Woodbury latest firm to expand by adding bank brokers

Acquisition of Capital One's advisers represents growing trend among independent broker dealers

Apr 10, 2018 @ 5:00 pm

By Bruce Kelly

Yet another broker-dealer is taking a stab at working with bank brokers, as Woodbury Financial Services on Tuesday said it had acquired $10 billion in brokerage and advisory assets from Capital One Financial Corp.

The deal, terms of which were not disclosed, is sizable for Woodbury. It adds roughly 20% to the firm's overall amount of assets, which were $39 billion at the end of last year.

Moving to Woodbury from Capital One Investing are 51 registered reps who now work in bank branches, said Rick Fergesen, Woodbury's president and CEO.

"Today the advisers are employees of Capital One and reside in the bank branches, and now they have a pathway to becoming independent contractors and advisers," Mr. Fergesen said. "Many were thinking about that possibility in the future anyway."

Woodbury is one of four broker-dealers that comprise the Advisor Group network. The others are FSC Securities Corp., Royal Alliance Associates Inc. and SagePoint Financial.

This acquisition was the largest ever for Woodbury, Mr. Fergesen said.

The Capital One advisers will join Woodbury's roster of affiliated independent advisers and get access to the firm's technology, marketing services, business building support and wealth management solutions.

Unlike some of its competitors such as Securities America Inc. or INVEST Financial Corp., which was acquired last year by LPL Financial, Woodbury does not have a focus on bank brokers, noted Jonathan Henschen, an industry recruiter.

"Why would Woodbury buy a bank channel?" Mr. Henschen asked. "It's never been a strong suit for them, and I've never known them to have anything organized for the bank channel. But $10 billion is a nice chunk of assets."

Mr. Fergesen said that the 51 advisers who have agreed to work at Woodbury have a focus on financial planning, so they were a fit regardless of whether they worked in a bank.

"It's a neat opportunity," he said. "We viewed this group as a unique profile of advisers. In general, we are CFP- type people who are steeped in financial planning."

The advisers are located in three places, Mr. Fergesen said: Long Island and the general New York metropolitan area; the Mid Atlantic; and Louisiana and Texas.

With about 1,200 producing reps and advisers, Woodbury is not the only firm that has recently expanded into banks. Ameriprise Financial Inc. last year acquired Investment Professionals Inc., an independent broker-dealer based in San Antonio, Texas, that focuses on the market for independent reps working in banks and credit unions.
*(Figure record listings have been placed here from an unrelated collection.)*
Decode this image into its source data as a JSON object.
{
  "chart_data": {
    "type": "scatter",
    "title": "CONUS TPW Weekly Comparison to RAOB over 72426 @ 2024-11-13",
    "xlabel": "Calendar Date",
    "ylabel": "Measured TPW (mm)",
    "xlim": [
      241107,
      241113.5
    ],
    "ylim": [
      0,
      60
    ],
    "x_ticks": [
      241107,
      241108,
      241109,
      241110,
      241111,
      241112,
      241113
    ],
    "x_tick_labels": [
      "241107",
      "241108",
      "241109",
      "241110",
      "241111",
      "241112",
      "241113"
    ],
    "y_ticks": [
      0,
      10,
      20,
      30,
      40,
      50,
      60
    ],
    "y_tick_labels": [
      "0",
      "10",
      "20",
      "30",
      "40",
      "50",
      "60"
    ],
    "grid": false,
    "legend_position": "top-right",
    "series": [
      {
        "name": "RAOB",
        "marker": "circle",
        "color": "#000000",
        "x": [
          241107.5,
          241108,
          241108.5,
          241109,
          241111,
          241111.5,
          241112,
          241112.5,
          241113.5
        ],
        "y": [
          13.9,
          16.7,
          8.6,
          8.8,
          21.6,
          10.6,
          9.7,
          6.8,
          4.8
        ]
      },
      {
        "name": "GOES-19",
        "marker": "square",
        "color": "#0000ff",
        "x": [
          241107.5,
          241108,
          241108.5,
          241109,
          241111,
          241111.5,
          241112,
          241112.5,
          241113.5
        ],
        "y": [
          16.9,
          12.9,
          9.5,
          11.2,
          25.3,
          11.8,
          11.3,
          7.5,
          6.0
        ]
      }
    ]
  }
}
It was the first foray into the bank market for Ameriprise.

Consolidation in the broker-dealer industry has been a steady trend since the credit crisis.

The number of IBDs has declined 28%, with 904 open for business in 2015, compared with 1,255 such firms that were up and running in 2005, according to a report last year from Fidelity.

And with increased regulation pressuring profits, broker-dealer operating margins dropped from 12% in 2006 to just 3% in 2016, according to Fidelity Clearing & Custody Solutions, the business division that completed the research for the report.

The sale is part of Capital One's move away from some financial service businesses. In January, the company announced it was exiting the online investing business, selling 1 million brokerage accounts to E*Trade Financial Corp. for $170 million.

Woodbury recruited 213 new advisers in 2017, representing a combined $5 billion in assets under advisement.

Advisor Group grew by 614 advisers and $13 billion last year.

Woodbury expects to complete the Capital One transition in the second quarter or early Q3 of 2018.